José Monteiro, oficial da Marinha, e Maria Odete, professora de Ciências da Natureza, conheceram-se num bailarico da noite de Santo António, já lá vão 61 anos. Estavam ambos a acabar o liceu. O namoro começou logo ali, entre uma marcha e uma sardinha assada e fez-se de visitas ao fim de semana, enquanto ele andava no Alfeite, e depois de cartas da guerra. Casaram-se com 24 anos, já José regressara de Angola. A vida correu, normal, feliz. Quatro filhos, sete netos, amigos, viagens de carro pela Europa.
Quando se preparavam para gozar a reforma e os netos, começaram as zangas, as implicações, as faltas de paciência. Andaram assim quatro anos.
“Não percebia bem o que se estava a passar. Achei que éramos simplesmente dois velhos a embirrar um com o outro.”
O ambiente tornou-se tão hostil que o filho mais novo saiu de casa para não os ouvir. Da suspeita da médica até ao diagnóstico tardou um ano: Alzheimer.
“Nunca tinha ouvido falar disso. Pus-me a pesquisar na net, vi filmes, fiz-me sócio da Alzheimer Portugal e frequentei todos os workshops que me pudessem ajudar a lidar com a doença dela. Nestas formações senti empatia, ouvi histórias parecidas com a nossa. Percebi que afinal eu não era uma ilha.
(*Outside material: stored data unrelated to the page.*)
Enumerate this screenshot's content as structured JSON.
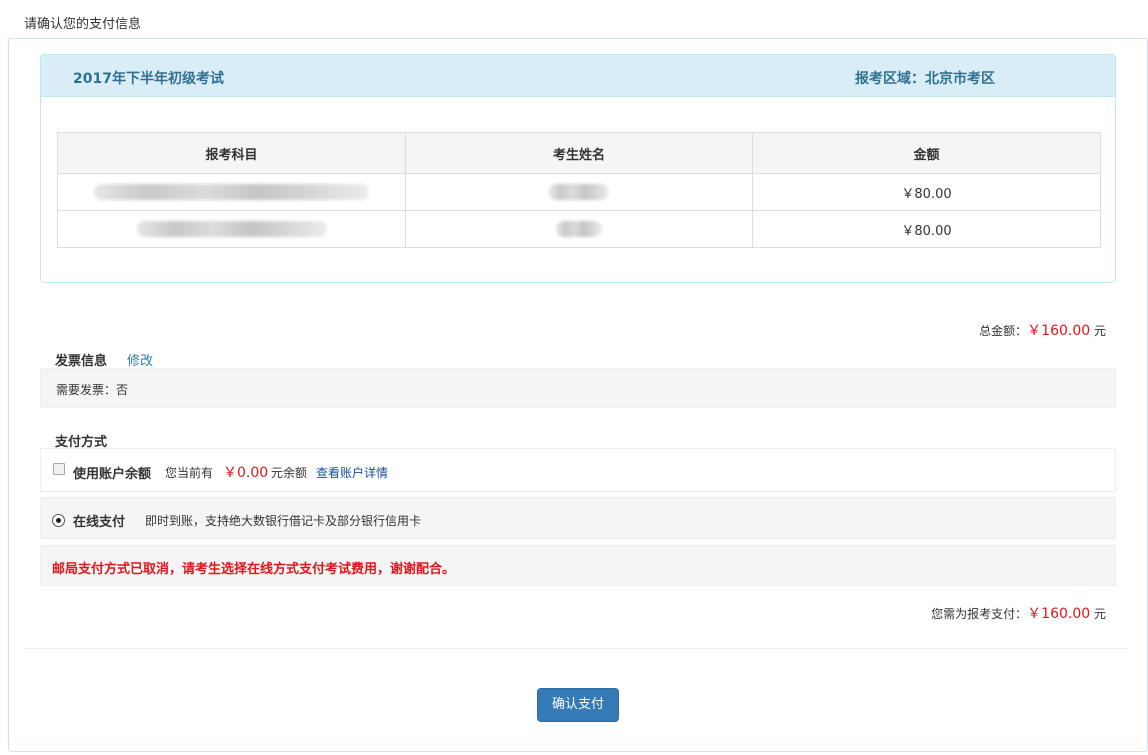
{
  "page": {
    "heading": "请确认您的支付信息"
  },
  "exam": {
    "title": "2017年下半年初级考试",
    "region": "报考区域：北京市考区"
  },
  "table": {
    "headers": [
      "报考科目",
      "考生姓名",
      "金额"
    ],
    "rows": [
      {
        "subject": "",
        "name": "",
        "amount": "￥80.00"
      },
      {
        "subject": "",
        "name": "",
        "amount": "￥80.00"
      }
    ]
  },
  "total": {
    "label": "总金额：",
    "amount": "￥160.00",
    "unit": "元"
  },
  "invoice": {
    "title": "发票信息",
    "edit_label": "修改",
    "need_invoice": "需要发票：否"
  },
  "payment": {
    "title": "支付方式",
    "balance": {
      "label": "使用账户余额",
      "desc": "您当前有",
      "amount": "￥0.00",
      "unit": "元余额",
      "link": "查看账户详情",
      "checked": false
    },
    "online": {
      "label": "在线支付",
      "desc": "即时到账，支持绝大数银行借记卡及部分银行信用卡",
      "selected": true
    },
    "notice": "邮局支付方式已取消，请考生选择在线方式支付考试费用，谢谢配合。"
  },
  "due": {
    "label": "您需为报考支付：",
    "amount": "￥160.00",
    "unit": "元"
  },
  "confirm_button": "确认支付",
  "colors": {
    "accent": "#337ab7",
    "price": "#e4141b",
    "panel_header": "#d9edf7",
    "panel_title": "#31708f"
  }
}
A parte inicial da doença é muito complicada para os doentes. Começam a aperceber-se das suas limitações, o que dá origem a muita irritação, a uma grande frustração. A pessoa tenta fazer uma coisa e não consegue e acaba por descarregar em quem está mais próximo, normalmente o cuidador.”
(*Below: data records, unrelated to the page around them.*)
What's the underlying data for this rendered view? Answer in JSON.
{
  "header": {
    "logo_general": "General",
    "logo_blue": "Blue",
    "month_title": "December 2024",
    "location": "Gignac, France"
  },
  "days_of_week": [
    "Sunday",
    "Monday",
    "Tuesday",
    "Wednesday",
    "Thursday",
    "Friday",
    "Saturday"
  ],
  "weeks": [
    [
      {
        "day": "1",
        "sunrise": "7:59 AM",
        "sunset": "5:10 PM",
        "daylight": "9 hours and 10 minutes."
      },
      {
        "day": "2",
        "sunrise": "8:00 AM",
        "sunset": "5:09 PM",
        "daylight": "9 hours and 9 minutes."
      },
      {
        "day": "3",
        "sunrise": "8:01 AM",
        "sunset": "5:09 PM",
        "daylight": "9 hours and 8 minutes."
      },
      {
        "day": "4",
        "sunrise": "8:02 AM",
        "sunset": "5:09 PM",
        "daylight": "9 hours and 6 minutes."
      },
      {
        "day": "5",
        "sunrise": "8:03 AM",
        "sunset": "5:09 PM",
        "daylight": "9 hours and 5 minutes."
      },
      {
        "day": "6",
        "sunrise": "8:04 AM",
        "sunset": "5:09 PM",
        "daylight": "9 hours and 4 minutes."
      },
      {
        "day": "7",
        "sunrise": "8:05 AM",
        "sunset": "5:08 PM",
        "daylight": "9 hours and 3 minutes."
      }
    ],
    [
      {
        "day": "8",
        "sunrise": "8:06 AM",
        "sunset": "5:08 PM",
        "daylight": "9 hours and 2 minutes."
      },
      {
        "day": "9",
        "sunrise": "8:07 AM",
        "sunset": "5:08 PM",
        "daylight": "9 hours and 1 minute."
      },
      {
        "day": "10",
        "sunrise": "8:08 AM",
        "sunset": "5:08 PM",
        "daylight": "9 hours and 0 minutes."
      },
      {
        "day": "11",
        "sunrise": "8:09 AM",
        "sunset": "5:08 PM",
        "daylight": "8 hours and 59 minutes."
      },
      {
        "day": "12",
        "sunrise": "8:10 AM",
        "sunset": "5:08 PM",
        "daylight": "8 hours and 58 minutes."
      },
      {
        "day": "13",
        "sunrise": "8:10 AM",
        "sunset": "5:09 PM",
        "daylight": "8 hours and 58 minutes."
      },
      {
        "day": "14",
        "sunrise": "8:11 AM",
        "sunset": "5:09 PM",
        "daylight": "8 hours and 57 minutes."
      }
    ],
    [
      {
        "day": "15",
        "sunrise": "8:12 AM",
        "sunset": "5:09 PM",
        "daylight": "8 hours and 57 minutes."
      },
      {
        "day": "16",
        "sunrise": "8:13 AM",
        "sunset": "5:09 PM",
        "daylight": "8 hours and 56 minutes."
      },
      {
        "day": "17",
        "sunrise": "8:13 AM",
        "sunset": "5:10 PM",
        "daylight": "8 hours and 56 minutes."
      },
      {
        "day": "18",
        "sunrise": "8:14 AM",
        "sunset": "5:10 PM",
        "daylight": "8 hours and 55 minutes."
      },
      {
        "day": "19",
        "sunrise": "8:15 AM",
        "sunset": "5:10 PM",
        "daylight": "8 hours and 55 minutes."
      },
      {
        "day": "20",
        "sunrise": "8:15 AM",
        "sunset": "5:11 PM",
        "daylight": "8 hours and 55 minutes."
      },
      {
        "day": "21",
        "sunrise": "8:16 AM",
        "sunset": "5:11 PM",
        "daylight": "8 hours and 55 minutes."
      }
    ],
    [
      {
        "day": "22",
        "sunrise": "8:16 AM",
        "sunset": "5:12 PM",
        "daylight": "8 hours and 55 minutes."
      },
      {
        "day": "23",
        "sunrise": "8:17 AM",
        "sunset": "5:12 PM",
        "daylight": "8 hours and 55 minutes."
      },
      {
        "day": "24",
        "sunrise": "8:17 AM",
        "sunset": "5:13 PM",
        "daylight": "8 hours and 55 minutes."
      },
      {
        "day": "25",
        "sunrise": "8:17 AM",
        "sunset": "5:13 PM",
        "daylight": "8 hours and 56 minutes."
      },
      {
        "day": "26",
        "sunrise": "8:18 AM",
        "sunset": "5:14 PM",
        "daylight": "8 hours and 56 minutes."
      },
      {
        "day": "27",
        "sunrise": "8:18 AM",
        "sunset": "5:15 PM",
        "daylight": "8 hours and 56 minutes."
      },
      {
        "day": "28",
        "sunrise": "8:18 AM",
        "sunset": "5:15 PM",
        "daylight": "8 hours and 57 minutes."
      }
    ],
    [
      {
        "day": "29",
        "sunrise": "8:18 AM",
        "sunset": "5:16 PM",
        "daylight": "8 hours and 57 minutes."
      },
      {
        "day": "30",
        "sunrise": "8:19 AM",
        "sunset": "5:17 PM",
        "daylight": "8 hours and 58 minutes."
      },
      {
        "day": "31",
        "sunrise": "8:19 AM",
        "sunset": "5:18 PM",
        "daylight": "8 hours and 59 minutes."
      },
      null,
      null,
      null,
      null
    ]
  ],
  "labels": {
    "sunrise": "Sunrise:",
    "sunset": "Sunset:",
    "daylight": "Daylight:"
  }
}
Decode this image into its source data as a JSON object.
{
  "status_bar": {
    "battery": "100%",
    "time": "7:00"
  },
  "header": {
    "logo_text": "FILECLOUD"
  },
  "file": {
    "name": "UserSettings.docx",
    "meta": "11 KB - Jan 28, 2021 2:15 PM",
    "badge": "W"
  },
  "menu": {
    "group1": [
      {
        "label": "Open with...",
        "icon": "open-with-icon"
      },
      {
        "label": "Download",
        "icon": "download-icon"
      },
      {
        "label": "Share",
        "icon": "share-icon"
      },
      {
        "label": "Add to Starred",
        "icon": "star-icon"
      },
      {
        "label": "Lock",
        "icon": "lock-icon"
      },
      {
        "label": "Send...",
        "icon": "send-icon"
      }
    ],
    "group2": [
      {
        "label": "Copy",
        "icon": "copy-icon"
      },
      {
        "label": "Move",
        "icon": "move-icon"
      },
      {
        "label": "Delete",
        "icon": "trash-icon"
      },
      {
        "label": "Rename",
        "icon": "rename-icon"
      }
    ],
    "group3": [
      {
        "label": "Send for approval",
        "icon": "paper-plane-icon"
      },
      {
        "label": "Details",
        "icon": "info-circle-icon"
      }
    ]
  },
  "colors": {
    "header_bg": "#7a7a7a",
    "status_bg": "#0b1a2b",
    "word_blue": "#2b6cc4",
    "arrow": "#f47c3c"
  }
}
Primeiro foi o computador. Maria Odete, antes ágil e expedita, deixou de conseguir operar a máquina, mesmo com a ajuda das cábulas que o marido lhe montara. Depois foi o telemóvel. Por mais modelos que testasse, nenhum lhe obedecia. “Não imagina a quantidade de telemóveis que lhe comprei…” Ia ao supermercado e comprava, comprava, em duplicado, triplicado.
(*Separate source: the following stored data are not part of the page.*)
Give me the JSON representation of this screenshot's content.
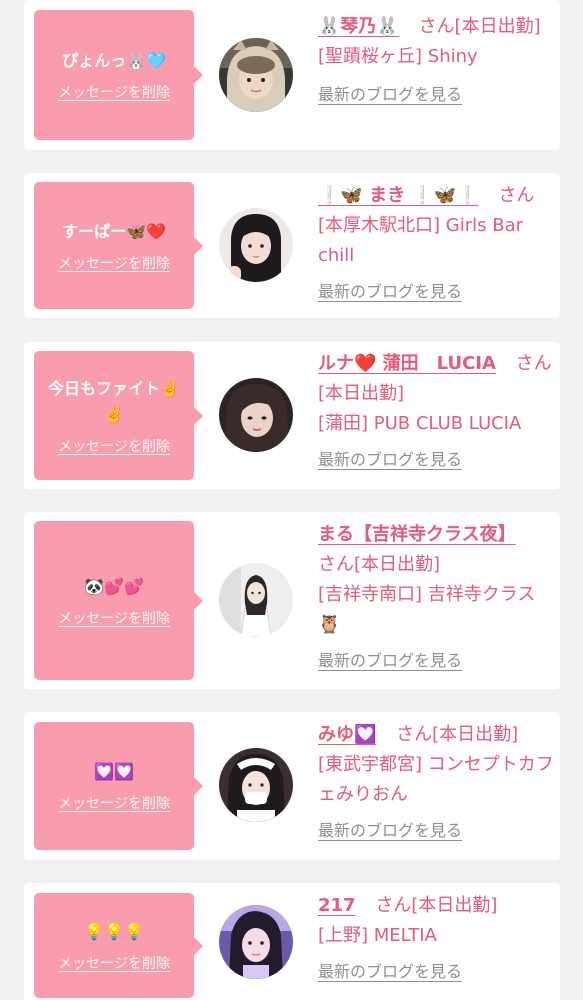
{
  "labels": {
    "delete": "メッセージを削除",
    "blog": "最新のブログを見る"
  },
  "colors": {
    "background": "#f2f0f1",
    "card": "#ffffff",
    "bubble": "#f99cad",
    "accent": "#e65a7b",
    "blog_link": "#8f8f8f"
  },
  "cards": [
    {
      "message": "ぴょんっ🐰🩵",
      "name": "🐰琴乃🐰",
      "suffix": "さん[本日出勤]",
      "shop": "[聖蹟桜ヶ丘] Shiny",
      "avatar_icon": "cat-hood-selfie"
    },
    {
      "message": "すーぱー🦋❤️",
      "name": "❕🦋 まき ❕🦋❕",
      "suffix": "さん",
      "shop": "[本厚木駅北口] Girls Bar chill",
      "avatar_icon": "long-hair-portrait"
    },
    {
      "message": "今日もファイト✌️✌️",
      "name": "ルナ❤️ 蒲田　LUCIA",
      "suffix": "さん[本日出勤]",
      "shop": "[蒲田] PUB CLUB LUCIA",
      "avatar_icon": "dark-hair-portrait"
    },
    {
      "message": "🐼💕💕",
      "name": "まる【吉祥寺クラス夜】",
      "suffix": "さん[本日出勤]",
      "shop": "[吉祥寺南口] 吉祥寺クラス🦉",
      "avatar_icon": "white-dress-portrait"
    },
    {
      "message": "💟💟",
      "name": "みゆ💟",
      "suffix": "さん[本日出勤]",
      "shop": "[東武宇都宮] コンセプトカフェみりおん",
      "avatar_icon": "maid-portrait"
    },
    {
      "message": "💡💡💡",
      "name": "217",
      "suffix": "さん[本日出勤]",
      "shop": "[上野] MELTIA",
      "avatar_icon": "purple-portrait"
    }
  ]
}
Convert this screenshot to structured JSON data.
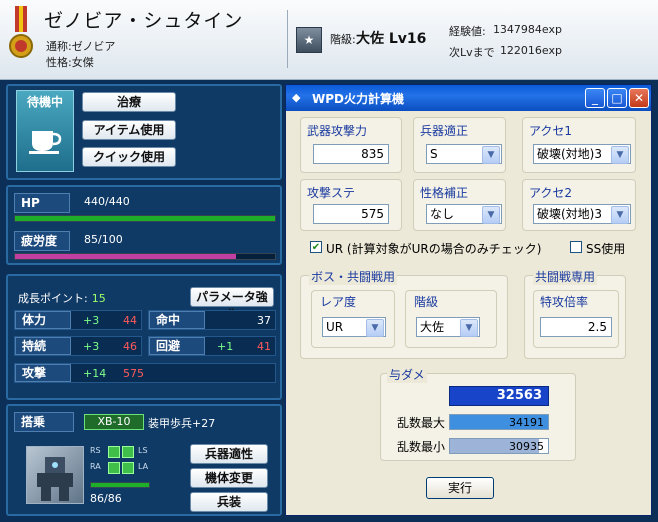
{
  "header": {
    "name": "ゼノビア・シュタイン",
    "alias_label": "通称:",
    "alias": "ゼノビア",
    "personality_label": "性格:",
    "personality": "女傑",
    "rank_label": "階級:",
    "rank": "大佐 Lv16",
    "exp_label": "経験値:",
    "exp": "1347984exp",
    "next_label": "次Lvまで",
    "next": "122016exp"
  },
  "status_panel": {
    "state": "待機中",
    "buttons": [
      "治療",
      "アイテム使用",
      "クイック使用"
    ]
  },
  "vitals": {
    "hp_label": "HP",
    "hp": "440/440",
    "hp_fraction": 1.0,
    "fatigue_label": "疲労度",
    "fatigue": "85/100",
    "fatigue_fraction": 0.85
  },
  "growth": {
    "points_label": "成長ポイント:",
    "points": "15",
    "enhance_button": "パラメータ強化",
    "stats": [
      {
        "label": "体力",
        "bonus": "+3",
        "value": "44"
      },
      {
        "label": "命中",
        "bonus": "",
        "value": "37"
      },
      {
        "label": "持続",
        "bonus": "+3",
        "value": "46"
      },
      {
        "label": "回避",
        "bonus": "+1",
        "value": "41"
      },
      {
        "label": "攻撃",
        "bonus": "+14",
        "value": "575"
      }
    ]
  },
  "mount": {
    "label": "搭乗",
    "unit": "XB-10",
    "unit_name": "装甲歩兵+27",
    "slots": [
      "RS",
      "LS",
      "RA",
      "LA"
    ],
    "durability": "86/86",
    "buttons": [
      "兵器適性",
      "機体変更",
      "兵装"
    ]
  },
  "dialog": {
    "title": "WPD火力計算機",
    "weapon_attack_label": "武器攻撃力",
    "weapon_attack": "835",
    "weapon_apt_label": "兵器適正",
    "weapon_apt": "S",
    "acc1_label": "アクセ1",
    "acc1": "破壊(対地)3",
    "atk_stat_label": "攻撃ステ",
    "atk_stat": "575",
    "personality_mod_label": "性格補正",
    "personality_mod": "なし",
    "acc2_label": "アクセ2",
    "acc2": "破壊(対地)3",
    "ur_check_label": "UR (計算対象がURの場合のみチェック)",
    "ss_check_label": "SS使用",
    "boss_group": "ボス・共闘戦用",
    "rarity_label": "レア度",
    "rarity": "UR",
    "rank_label": "階級",
    "rank": "大佐",
    "coop_group": "共闘戦専用",
    "special_label": "特攻倍率",
    "special": "2.5",
    "damage_group": "与ダメ",
    "damage": "32563",
    "max_label": "乱数最大",
    "max": "34191",
    "min_label": "乱数最小",
    "min": "30935",
    "run_button": "実行"
  },
  "colors": {
    "hp_bar": "#1fae2a",
    "fatigue_bar": "#c03fa0",
    "damage_box": "#1744c8",
    "max_bar": "#3e8fe0",
    "min_bar": "#9db4d8"
  }
}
Aos 70 anos, veio a crise maior. Quando a médica de família se negou a passar-lhe um atestado para renovação da carta de condução, Maria Odete virou-se do avesso. Exigiu uma avaliação pela Junta Médica, tentou tirar nova carta, comprou um carro daqueles que não necessitam de carta. Teve tantos acidentes que o marido passou a esconder-lhe o carrito. E ela, sempre que conseguia, escondia-lhe as chaves.
Nesta fase, até a própria casa se tornara numa ameaça. Mudou-se o fogão, as escadas de acesso ao piso superior foram vedadas, deixou de poder estar sozinha. De dia, ficava uma empregada a tomar conta. De noite e ao fim de semana era José quem zelava por ela, seguindo-a por todo o lado. Quem não os conhecia julgava que José era um marido controlador e de mau feitio. Mal sabiam que era de amor que se tratava.
A situação acabou por se tornar insustentável. José ficou emocionalmente afetado, ganhou uma úlcera duodenal, acentuada pelo stresse.
“O momento mais difícil para mim foi quando estive internado no IPO. Fui operado e estive vários dias nos cuidados intensivos. Quando finalmente pude receber visitas, os meus filhos levaram-na. Ela chegou lá, olhou para mim e não me ligou absolutamente nada. Eu sabia que era por causa da doença. Mas, mesmo assim, aquilo custou-me tanto! Aquele desinteresse…”
Este episódio representou um ponto de viragem, Não tanto pela tristeza, ainda hoje visível quando se recorda do sucedido, mas pela noção de finitude da sua própria vida.
“E se me acontecesse alguma coisa, quem cuidaria dela?”
A família tratou de encontrar uma casa de saúde e Maria Odete mudou-se para lá. “Não era esta a minha vontade. Eu gostava que ela ficasse sempre comigo.”
Desde então, José ruma à Casa do Alecrim, na Alapraia, Cascais, todos as tardes, para passar tempo com a mulher.
“Nos primeiros minutos ela olha para mim e deve pensar: quem é este gordo de bigode?” Mas “o gordo” vai-lhe fazendo uma massagem, dá-lhe o jantar à boca, oferece-lhe um doce de sobremesa. “Roubo na comida para lhe poder dar um mimo. Ela sempre foi muito gulosa.”
Quando descobriu, lá por casa, as cassetes que ouviam durante as viagens de carro pela Europa, José passou também a levá-las para a hora da visita. E Maria Odete, que deixou de conseguir falar, vai fazendo um murmúrio, às vezes um sorriso. “Dizem que é apenas um esgar”, lamenta-se José. Mas nós sabemos que na sua cabeça, ou lá onde for que mora o amor, ele sabe o que realmente é: gratidão.